To demonstrate the usability and usefulness of the toolbox, the project implemented and deployed five new Business Cases that make use of all DataCloud tools. The pipelines cover a variety of tasks from digital marketing, live media streaming, electronic healthcare, manufacturing and Industry 4.0. Each business case specified, implemented and deployed one or more Big Data pipelines that were incorporated in partners’ heterogeneous technical infrastructures to produce business value. The pipelines were implemented through a collaboration between domain experts, data engineers and DataOps specialists, thus demonstrating the ability of the toolbox to support a wide range of stakeholders. Specifically, SMARK developed and implemented a data pipeline for digital marketing, validated tools for data exploitation, and disseminated results via social media and events, focusing on internal usage for marketing campaigns. MOGSPORTS fully integrated its sports analytics tools with DataCloud, validated through focus groups and pilots at football matches, and outlined an exploitation plan in communications and dissemination efforts. TLUHEALTH advanced remote patient monitoring, validated DataCloud tools through pilots with real customers, leading to commercial contracts, and contributed to scientific publications on data pipelines for patient monitoring. P-DICE improved manufacturing production planning through process mining and cloud computing, validated by stakeholders including plant and production managers, and shared results through dissemination activities. AMANS completed toolkit deployment for welding processes, validated through internal and market assessments, and significantly contributed to scientific conferences and publications, highlighting data science solutions in manufacturing.
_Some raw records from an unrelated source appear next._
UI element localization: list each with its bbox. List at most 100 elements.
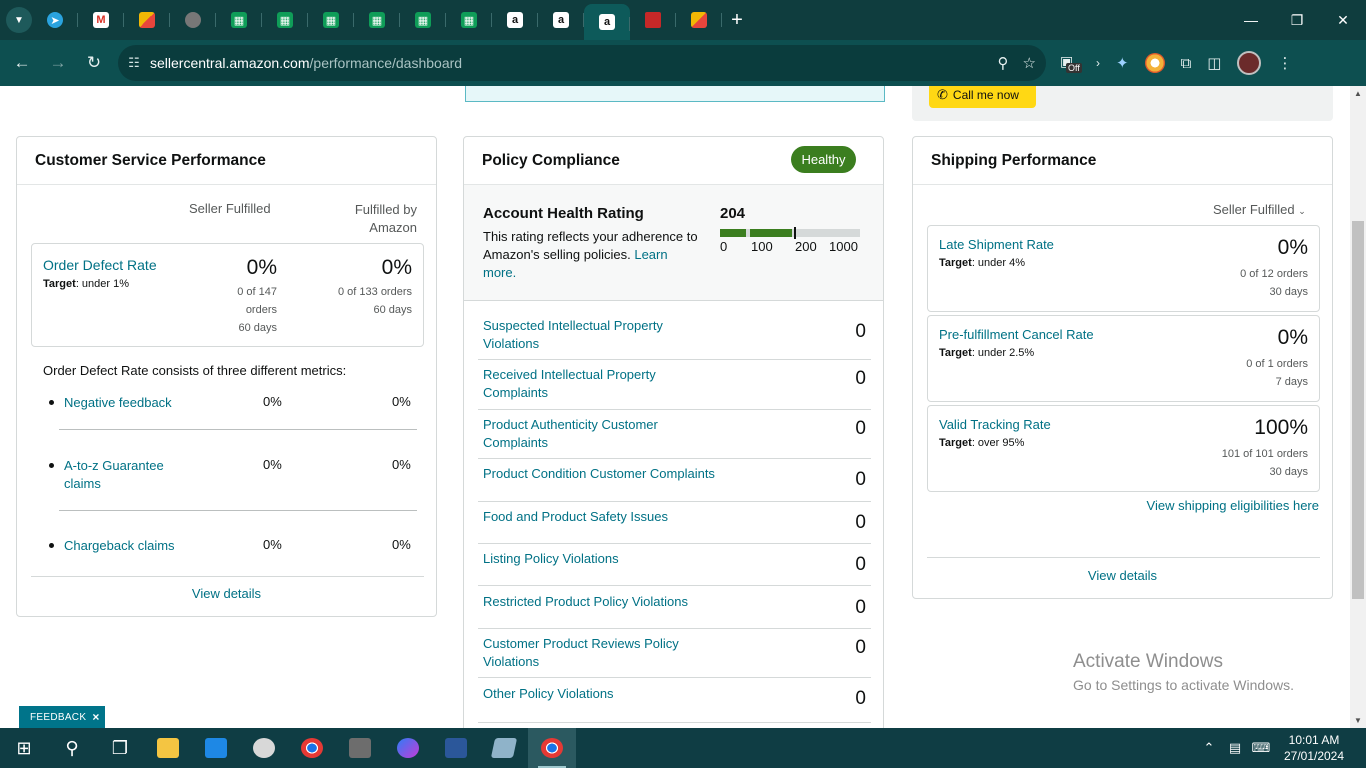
keyboard-icon[interactable]: ⌨ <box>1248 740 1274 756</box>
sheets-icon: ▦ <box>415 12 431 28</box>
chrome-icon[interactable] <box>288 728 336 768</box>
ahr-tick: 200 <box>795 239 817 254</box>
shipping-eligibilities-link[interactable]: View shipping eligibilities here <box>1147 498 1319 513</box>
tab-sheets-1[interactable]: ▦ <box>216 0 262 40</box>
policy-row-link[interactable]: Listing Policy Violations <box>483 550 713 568</box>
fulfillment-selector[interactable]: Seller Fulfilled ⌄ <box>1213 202 1306 217</box>
bookmark-star-icon[interactable]: ☆ <box>1023 54 1036 72</box>
tab-sheets-6[interactable]: ▦ <box>446 0 492 40</box>
policy-row-link[interactable]: Received Intellectual Property Complaint… <box>483 366 713 402</box>
shipping-metric-box: Valid Tracking Rate Target: over 95% 100… <box>927 405 1320 492</box>
avatar[interactable] <box>1237 51 1262 75</box>
store-icon[interactable] <box>192 728 240 768</box>
metric-sf-value: 0% <box>263 457 282 472</box>
call-me-now-button[interactable]: ✆ Call me now <box>929 86 1036 108</box>
view-details-link[interactable]: View details <box>913 568 1332 583</box>
tab-globe[interactable] <box>170 0 216 40</box>
valid-tracking-rate-link[interactable]: Valid Tracking Rate <box>939 417 1051 432</box>
chevron-up-icon[interactable]: ⌃ <box>1196 740 1222 756</box>
gmail-icon: M <box>93 12 109 28</box>
file-explorer-icon[interactable] <box>144 728 192 768</box>
policy-row-link[interactable]: Suspected Intellectual Property Violatio… <box>483 317 713 353</box>
notification-icon[interactable]: ▤ <box>1222 740 1248 756</box>
back-arrow-icon[interactable]: ← <box>4 45 40 81</box>
metric-target: Target: under 2.5% <box>939 347 1035 359</box>
messenger-icon[interactable] <box>384 728 432 768</box>
a-to-z-claims-link[interactable]: A-to-z Guarantee claims <box>64 457 184 493</box>
tab-zapier[interactable] <box>124 0 170 40</box>
order-defect-rate-box: Order Defect Rate Target: under 1% 0% 0 … <box>31 243 424 347</box>
policy-row-link[interactable]: Product Condition Customer Complaints <box>483 465 783 483</box>
policy-row-link[interactable]: Food and Product Safety Issues <box>483 508 713 526</box>
tab-sheets-5[interactable]: ▦ <box>400 0 446 40</box>
zoom-search-icon[interactable]: ⚲ <box>998 54 1009 72</box>
new-tab-plus-icon[interactable]: + <box>722 9 752 32</box>
close-icon[interactable]: ✕ <box>1320 0 1366 40</box>
order-defect-rate-link[interactable]: Order Defect Rate <box>43 257 157 273</box>
metric-detail: 0 of 1 orders 7 days <box>1246 358 1308 388</box>
page-scrollbar[interactable]: ▲ ▼ <box>1350 86 1366 728</box>
extension-arrow-icon[interactable]: › <box>1096 56 1100 70</box>
negative-feedback-link[interactable]: Negative feedback <box>64 394 184 412</box>
calculator-icon[interactable] <box>336 728 384 768</box>
clock[interactable]: 10:01 AM 27/01/2024 <box>1274 732 1354 764</box>
sidebar-toggle-icon[interactable]: ◫ <box>1207 54 1221 72</box>
scroll-down-icon[interactable]: ▼ <box>1350 716 1366 725</box>
odr-fba-detail: 0 of 133 orders 60 days <box>338 286 412 316</box>
url-input[interactable]: ☷ sellercentral.amazon.com/performance/d… <box>118 45 1046 81</box>
close-icon[interactable]: × <box>92 710 99 724</box>
metric-sf-value: 0% <box>263 537 282 552</box>
column-header-fba-line2: Amazon <box>369 220 417 235</box>
pre-fulfillment-cancel-rate-link[interactable]: Pre-fulfillment Cancel Rate <box>939 327 1094 342</box>
window-controls: — ❐ ✕ <box>1228 0 1366 40</box>
snipping-tool-icon[interactable] <box>240 728 288 768</box>
windows-start-icon[interactable]: ⊞ <box>0 728 48 768</box>
late-shipment-rate-link[interactable]: Late Shipment Rate <box>939 237 1054 252</box>
policy-row-link[interactable]: Product Authenticity Customer Complaints <box>483 416 713 452</box>
task-view-icon[interactable]: ❐ <box>96 728 144 768</box>
forward-arrow-icon[interactable]: → <box>40 45 76 81</box>
menu-kebab-icon[interactable]: ⋮ <box>1277 54 1292 72</box>
tab-gmail[interactable]: M <box>78 0 124 40</box>
reload-icon[interactable]: ↻ <box>76 45 112 81</box>
tab-amazon-active[interactable]: a <box>584 4 630 40</box>
minimize-icon[interactable]: — <box>1228 0 1274 40</box>
policy-row-link[interactable]: Restricted Product Policy Violations <box>483 593 743 611</box>
feedback-label: FEEDBACK <box>30 711 87 723</box>
bar-segment <box>720 229 746 237</box>
feedback-button[interactable]: FEEDBACK × <box>19 706 105 728</box>
search-icon[interactable]: ⚲ <box>48 728 96 768</box>
tab-telegram[interactable]: ➤ <box>32 0 78 40</box>
extension-circle-icon[interactable] <box>1144 53 1165 73</box>
extension-puzzle-blue-icon[interactable]: ✦ <box>1116 54 1129 72</box>
scrollbar-thumb[interactable] <box>1352 221 1364 599</box>
tab-sheets-4[interactable]: ▦ <box>354 0 400 40</box>
tab-amazon-2[interactable]: a <box>538 0 584 40</box>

DataCloud‘s engagement with the wider community has been implemented through a number of channels, including participation in physical events, online presence (video presentations an interviews, blog posts, news articles, press releases, social media posts, etc.), project collaborations and industrial organization participations. The project performed advertising of project results with industrial community through participation in four industrial organizations. DataCloud also engaged in extensive collaboration with nine H2020 and HEU projects – advertising project results, incorporating technical concepts related to Big Data Pipelines, integrating tools within project technical architecture. In terms of the scientific community, project results, including the project‘s business cases have resulted in more than 60 scientific publications.